2011A&A...526A..66M

Knowledge of the distance to high-mass star forming regions is crucial to obtain accurate luminosity and mass estimates of young OB-type (proto)stars and thus better constrain their nature and age. IRAS20126+4104 is a special case, being the best candidate of a high-mass (proto)star surrounded by an accretion disk. Such a fact may be used to set constraints on theories of high-mass star formation, but requires confirmation that the mass and luminosity of IRAS20126+4104 are indeed typical of a B0.5 star, which in turn requires an accurate estimate of the distance. The goal of our study is twofold: to determine the distance to IRAS20126+4104, using the parallax of H₂O masers associated with the source, and unveil the 3D velocity field of the disk, through proper motion measurements of the 6.7GHz CH₃OH masers.
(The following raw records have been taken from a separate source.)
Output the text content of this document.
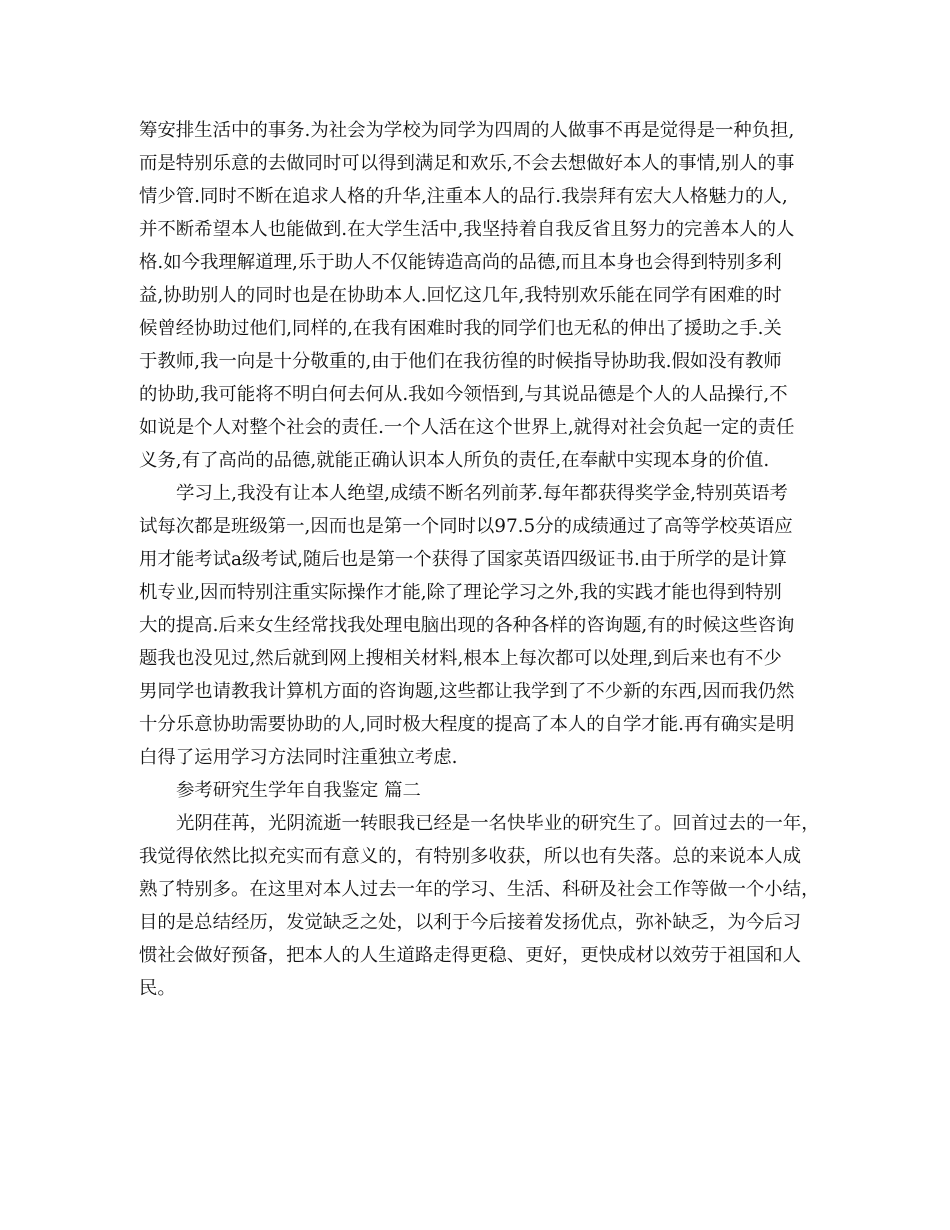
筹安排生活中的事务.为社会为学校为同学为四周的人做事不再是觉得是一种负担,
而是特别乐意的去做同时可以得到满足和欢乐,不会去想做好本人的事情,别人的事
情少管.同时不断在追求人格的升华,注重本人的品行.我崇拜有宏大人格魅力的人,
并不断希望本人也能做到.在大学生活中,我坚持着自我反省且努力的完善本人的人
格.如今我理解道理,乐于助人不仅能铸造高尚的品德,而且本身也会得到特别多利
益,协助别人的同时也是在协助本人.回忆这几年,我特别欢乐能在同学有困难的时
候曾经协助过他们,同样的,在我有困难时我的同学们也无私的伸出了援助之手.关
于教师,我一向是十分敬重的,由于他们在我彷徨的时候指导协助我.假如没有教师
的协助,我可能将不明白何去何从.我如今领悟到,与其说品德是个人的人品操行,不
如说是个人对整个社会的责任.一个人活在这个世界上,就得对社会负起一定的责任
义务,有了高尚的品德,就能正确认识本人所负的责任,在奉献中实现本身的价值.
学习上,我没有让本人绝望,成绩不断名列前茅.每年都获得奖学金,特别英语考
试每次都是班级第一,因而也是第一个同时以97.5分的成绩通过了高等学校英语应
用才能考试a级考试,随后也是第一个获得了国家英语四级证书.由于所学的是计算
机专业,因而特别注重实际操作才能,除了理论学习之外,我的实践才能也得到特别
大的提高.后来女生经常找我处理电脑出现的各种各样的咨询题,有的时候这些咨询
题我也没见过,然后就到网上搜相关材料,根本上每次都可以处理,到后来也有不少
男同学也请教我计算机方面的咨询题,这些都让我学到了不少新的东西,因而我仍然
十分乐意协助需要协助的人,同时极大程度的提高了本人的自学才能.再有确实是明
白得了运用学习方法同时注重独立考虑.
参考研究生学年自我鉴定 篇二
光阴荏苒，光阴流逝一转眼我已经是一名快毕业的研究生了。回首过去的一年，
我觉得依然比拟充实而有意义的，有特别多收获，所以也有失落。总的来说本人成
熟了特别多。在这里对本人过去一年的学习、生活、科研及社会工作等做一个小结，
目的是总结经历，发觉缺乏之处，以利于今后接着发扬优点，弥补缺乏，为今后习
惯社会做好预备，把本人的人生道路走得更稳、更好，更快成材以效劳于祖国和人
民。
At the same time, we can also obtain an estimate of the systemic velocity in the plane of the sky of the disk+star system. We used the Very Long Baseline Array and the European VLBI Network to observe the 22.2GHz H₂O and 6.7GHz CH₃OH masers in IRAS20126+4104 at a number of epochs suitably distributed in time. The absolute positions of the maser features were established with respect to reference quasars, which allowed us to derive absolute proper motions. From the parallax of the H₂O masers we obtain a distance of 1.64±0.05kpc, which is very similar to the value adopted so far in the literature (1.7 kpc) and confirms that IRAS20126+4104 is a high-mass (proto)star. From the CH₃OH masers we derive the component in the plane of the sky of the systemic velocity of the disk+star system (-16km/s in right-ascension and +7.6km/s in declination). Accurate knowledge of the distance and systemic velocity allows us to improve on the model fit to the H₂O maser jet presented in a previous study. Finally, we identify two groups of CH₃OH maser features, one undergoing rotation in the disk and possibly distributed along a narrow ring centered on the star, the other characterised by relative proper motions indicating that the features are moving away from the disk, perpendicular to it. We speculate that the latter group might be tracing the disk material marginally entrained by the jet. VLBI multi-epoch observations with phase referencing are confirmed to be an excellent tool for distance determinations and for the investigation of the structure and 3D velocity field within a few 100AU from newly born high-mass stars.